Warren Dunes State Park, Michigan |
I usually arrive early to my MCCC philosophy classes. As students come they sit
down and bow before their smart phones, apping away.
This is our world today.
We're immersed in a surging sea of technological change that would cause Alvin
Toffler to confess that he underestimated the coming "future
shock."
How shall we understand this? I recommend Howard Gardner (Harvard) and Kate Davis's The App Generation: How Today's Youth Navigate Identity, Intimacy, and Imagination in a Digital World. Gardner and Davis examine the three aspects of the lives of young people that are most affected by digital technology:
·
their sense of
identity
·
their capacity for
intimate relations
·
their imaginative
powers
What about identity?
The apps on a person's smartphone are a kind of fingerprint. "It’s the
combination of interests, habits, and social connections that identify that
person." (The App Generation, p. 60) Gardner and Dixon ask: "How are
youth’s identities shaped and expressed in the age of the app? Are they truly
different or just superficially so?" (Ib.) They respond:
"We found that,
as suggested by the app icon itself, the identities of young people are
increasingly packaged. That is, they are developed and put forth so that they
convey a certain desirable— indeed, determinedly upbeat— image of the person in
question. This packaging has the consequence of minimizing a focus on an inner
life, on personal conflicts and struggles, on quiet reflection and personal
planning; and as the young person approaches maturity, this packaging
discourages the taking of risks of any sort. On the more positive side, there
is also a broadening of acceptable identities (e.g., it’s OK to be a geek). Overall, life in an app-suffused society yields not only many small
features of a person’s identity but also a push toward an overall packaged
sense of self— as it were, an omnibus app." (Ib., 61)
This suggests that the
capacity for today's youth to engage in the classical biblical spiritual
disciplines (solitude, silence, focusing on "Christ in me, the hope of
glory") is diminishing. Spiritually, this is disconcerting. As a culture
we are a mile wide and an inch deep. (I see students interested as they are
introduced to "deepness" in my philosophy classes, which is
encouraging. That capacity, for many I think, has not been deleted from their
cognitive hard drive.)
Gardner and Davis will
help you understand this, non-judgmentally.

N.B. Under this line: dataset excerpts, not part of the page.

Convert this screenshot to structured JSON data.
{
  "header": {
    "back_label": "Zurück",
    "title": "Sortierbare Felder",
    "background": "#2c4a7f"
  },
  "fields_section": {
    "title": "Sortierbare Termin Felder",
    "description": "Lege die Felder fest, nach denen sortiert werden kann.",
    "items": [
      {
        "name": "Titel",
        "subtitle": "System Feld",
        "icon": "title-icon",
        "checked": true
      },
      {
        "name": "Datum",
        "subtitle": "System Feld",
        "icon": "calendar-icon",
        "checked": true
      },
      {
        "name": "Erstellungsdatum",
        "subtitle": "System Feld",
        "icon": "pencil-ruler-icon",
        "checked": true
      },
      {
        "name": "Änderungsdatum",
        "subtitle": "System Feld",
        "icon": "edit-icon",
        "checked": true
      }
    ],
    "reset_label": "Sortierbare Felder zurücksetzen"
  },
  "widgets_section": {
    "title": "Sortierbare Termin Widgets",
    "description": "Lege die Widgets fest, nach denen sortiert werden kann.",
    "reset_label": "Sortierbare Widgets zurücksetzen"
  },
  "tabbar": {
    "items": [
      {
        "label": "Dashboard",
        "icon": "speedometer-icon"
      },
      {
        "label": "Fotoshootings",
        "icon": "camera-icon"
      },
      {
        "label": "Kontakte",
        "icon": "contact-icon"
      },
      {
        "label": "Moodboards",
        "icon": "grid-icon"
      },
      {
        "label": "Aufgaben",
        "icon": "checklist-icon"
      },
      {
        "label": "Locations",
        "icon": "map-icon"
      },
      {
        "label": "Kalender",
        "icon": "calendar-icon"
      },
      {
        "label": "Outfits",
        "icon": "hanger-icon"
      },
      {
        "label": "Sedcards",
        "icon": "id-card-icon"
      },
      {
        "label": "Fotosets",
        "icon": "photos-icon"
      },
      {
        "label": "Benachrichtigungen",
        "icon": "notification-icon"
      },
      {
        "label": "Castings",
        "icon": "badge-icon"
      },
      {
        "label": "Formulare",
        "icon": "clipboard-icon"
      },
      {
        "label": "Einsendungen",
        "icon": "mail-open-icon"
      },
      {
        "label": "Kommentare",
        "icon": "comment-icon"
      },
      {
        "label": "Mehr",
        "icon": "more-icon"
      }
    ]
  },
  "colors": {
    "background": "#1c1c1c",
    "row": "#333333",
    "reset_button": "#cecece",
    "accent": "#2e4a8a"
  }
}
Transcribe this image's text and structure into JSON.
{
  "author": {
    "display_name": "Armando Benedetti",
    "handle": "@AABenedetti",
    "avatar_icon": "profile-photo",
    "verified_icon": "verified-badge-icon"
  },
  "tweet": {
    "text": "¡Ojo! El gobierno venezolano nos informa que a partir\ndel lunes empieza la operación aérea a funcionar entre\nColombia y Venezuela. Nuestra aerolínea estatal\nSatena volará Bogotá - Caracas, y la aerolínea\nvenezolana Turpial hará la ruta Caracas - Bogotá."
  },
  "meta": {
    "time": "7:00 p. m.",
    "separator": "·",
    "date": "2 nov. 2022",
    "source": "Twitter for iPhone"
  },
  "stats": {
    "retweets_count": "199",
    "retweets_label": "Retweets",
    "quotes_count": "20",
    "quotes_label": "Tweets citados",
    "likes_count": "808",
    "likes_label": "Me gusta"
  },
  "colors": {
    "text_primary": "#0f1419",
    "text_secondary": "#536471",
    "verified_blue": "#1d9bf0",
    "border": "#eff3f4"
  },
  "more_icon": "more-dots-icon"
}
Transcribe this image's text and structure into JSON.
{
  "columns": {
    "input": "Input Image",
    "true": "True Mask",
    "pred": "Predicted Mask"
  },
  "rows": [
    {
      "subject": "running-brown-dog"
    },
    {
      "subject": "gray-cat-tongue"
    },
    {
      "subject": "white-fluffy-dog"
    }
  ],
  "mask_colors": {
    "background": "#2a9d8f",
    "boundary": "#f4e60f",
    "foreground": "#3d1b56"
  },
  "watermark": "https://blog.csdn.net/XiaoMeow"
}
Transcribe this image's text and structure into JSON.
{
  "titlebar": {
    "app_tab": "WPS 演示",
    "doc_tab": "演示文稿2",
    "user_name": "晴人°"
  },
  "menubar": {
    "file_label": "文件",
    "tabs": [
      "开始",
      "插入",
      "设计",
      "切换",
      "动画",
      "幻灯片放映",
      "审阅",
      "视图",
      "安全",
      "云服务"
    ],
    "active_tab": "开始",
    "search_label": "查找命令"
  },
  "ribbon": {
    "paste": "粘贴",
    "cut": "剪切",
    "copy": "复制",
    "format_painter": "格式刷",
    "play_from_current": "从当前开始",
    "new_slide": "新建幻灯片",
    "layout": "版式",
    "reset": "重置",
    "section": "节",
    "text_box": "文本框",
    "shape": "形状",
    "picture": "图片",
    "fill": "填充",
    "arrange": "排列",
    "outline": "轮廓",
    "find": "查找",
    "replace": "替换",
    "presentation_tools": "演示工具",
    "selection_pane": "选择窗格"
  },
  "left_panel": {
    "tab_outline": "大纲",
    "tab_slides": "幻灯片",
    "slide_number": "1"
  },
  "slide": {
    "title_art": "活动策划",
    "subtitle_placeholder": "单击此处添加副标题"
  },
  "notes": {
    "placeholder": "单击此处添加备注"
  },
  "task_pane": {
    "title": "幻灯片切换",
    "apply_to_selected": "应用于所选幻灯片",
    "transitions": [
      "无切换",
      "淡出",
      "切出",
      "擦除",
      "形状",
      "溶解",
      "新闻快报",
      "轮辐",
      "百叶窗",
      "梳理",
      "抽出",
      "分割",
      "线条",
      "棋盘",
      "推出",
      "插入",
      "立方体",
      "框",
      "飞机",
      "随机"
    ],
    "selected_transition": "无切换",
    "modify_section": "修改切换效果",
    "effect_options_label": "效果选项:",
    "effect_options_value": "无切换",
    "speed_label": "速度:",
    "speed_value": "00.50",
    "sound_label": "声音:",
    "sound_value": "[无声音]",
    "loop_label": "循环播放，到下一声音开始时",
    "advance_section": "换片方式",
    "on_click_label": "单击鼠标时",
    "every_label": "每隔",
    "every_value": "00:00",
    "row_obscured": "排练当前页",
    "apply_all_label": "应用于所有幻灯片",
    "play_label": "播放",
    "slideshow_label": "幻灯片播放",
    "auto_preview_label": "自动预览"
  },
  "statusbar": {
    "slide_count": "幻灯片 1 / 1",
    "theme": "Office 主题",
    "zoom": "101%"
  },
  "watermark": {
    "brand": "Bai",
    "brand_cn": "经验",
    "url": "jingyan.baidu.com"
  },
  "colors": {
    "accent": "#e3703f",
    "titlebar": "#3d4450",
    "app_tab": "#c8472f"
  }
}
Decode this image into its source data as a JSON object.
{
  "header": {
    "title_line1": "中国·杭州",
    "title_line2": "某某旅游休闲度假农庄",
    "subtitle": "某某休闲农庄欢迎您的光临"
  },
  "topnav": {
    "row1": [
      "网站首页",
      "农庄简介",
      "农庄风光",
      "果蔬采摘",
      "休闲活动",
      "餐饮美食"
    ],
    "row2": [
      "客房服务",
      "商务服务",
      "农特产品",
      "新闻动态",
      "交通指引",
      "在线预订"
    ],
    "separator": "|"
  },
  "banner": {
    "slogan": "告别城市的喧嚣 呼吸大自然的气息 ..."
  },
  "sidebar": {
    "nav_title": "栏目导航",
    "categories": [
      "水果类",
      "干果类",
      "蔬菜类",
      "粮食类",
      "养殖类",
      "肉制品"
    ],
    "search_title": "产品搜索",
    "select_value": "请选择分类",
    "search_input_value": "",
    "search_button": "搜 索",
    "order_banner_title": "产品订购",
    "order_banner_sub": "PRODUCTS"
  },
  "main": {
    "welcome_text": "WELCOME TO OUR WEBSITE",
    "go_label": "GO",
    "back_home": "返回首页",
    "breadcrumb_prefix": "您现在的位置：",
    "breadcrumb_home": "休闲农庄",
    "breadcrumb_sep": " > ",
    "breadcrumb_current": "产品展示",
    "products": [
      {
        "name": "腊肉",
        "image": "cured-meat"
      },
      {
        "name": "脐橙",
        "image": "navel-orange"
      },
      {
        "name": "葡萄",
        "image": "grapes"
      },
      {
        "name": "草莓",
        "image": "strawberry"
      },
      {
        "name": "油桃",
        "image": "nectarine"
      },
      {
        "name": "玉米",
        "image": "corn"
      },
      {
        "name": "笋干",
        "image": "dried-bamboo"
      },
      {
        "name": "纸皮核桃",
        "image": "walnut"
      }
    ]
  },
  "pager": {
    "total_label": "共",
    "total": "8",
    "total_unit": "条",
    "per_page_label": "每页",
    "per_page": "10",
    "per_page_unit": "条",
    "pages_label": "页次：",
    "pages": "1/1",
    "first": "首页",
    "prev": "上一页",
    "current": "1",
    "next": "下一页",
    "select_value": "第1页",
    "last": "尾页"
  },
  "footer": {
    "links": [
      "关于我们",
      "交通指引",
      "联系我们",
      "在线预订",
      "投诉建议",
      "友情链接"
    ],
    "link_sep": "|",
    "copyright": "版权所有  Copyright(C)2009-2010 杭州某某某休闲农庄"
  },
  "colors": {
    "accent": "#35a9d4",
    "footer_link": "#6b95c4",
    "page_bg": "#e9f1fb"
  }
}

See also Distracted: The Erosion of Attention and the
Coming Dark Age, and Christian Smith's brilliant Souls in Transition: The Religious and Spiritual Lives of Emerging Adults, Lost in Transition: The Dark Side of Emerging
Adulthood, and Soul Searching: The Religious and Spiritual
Lives of American Teenagers.
We must first
understand before we can evaluate.
We must evaluate before we heal, if needed
(depth is good, shallowness is bad).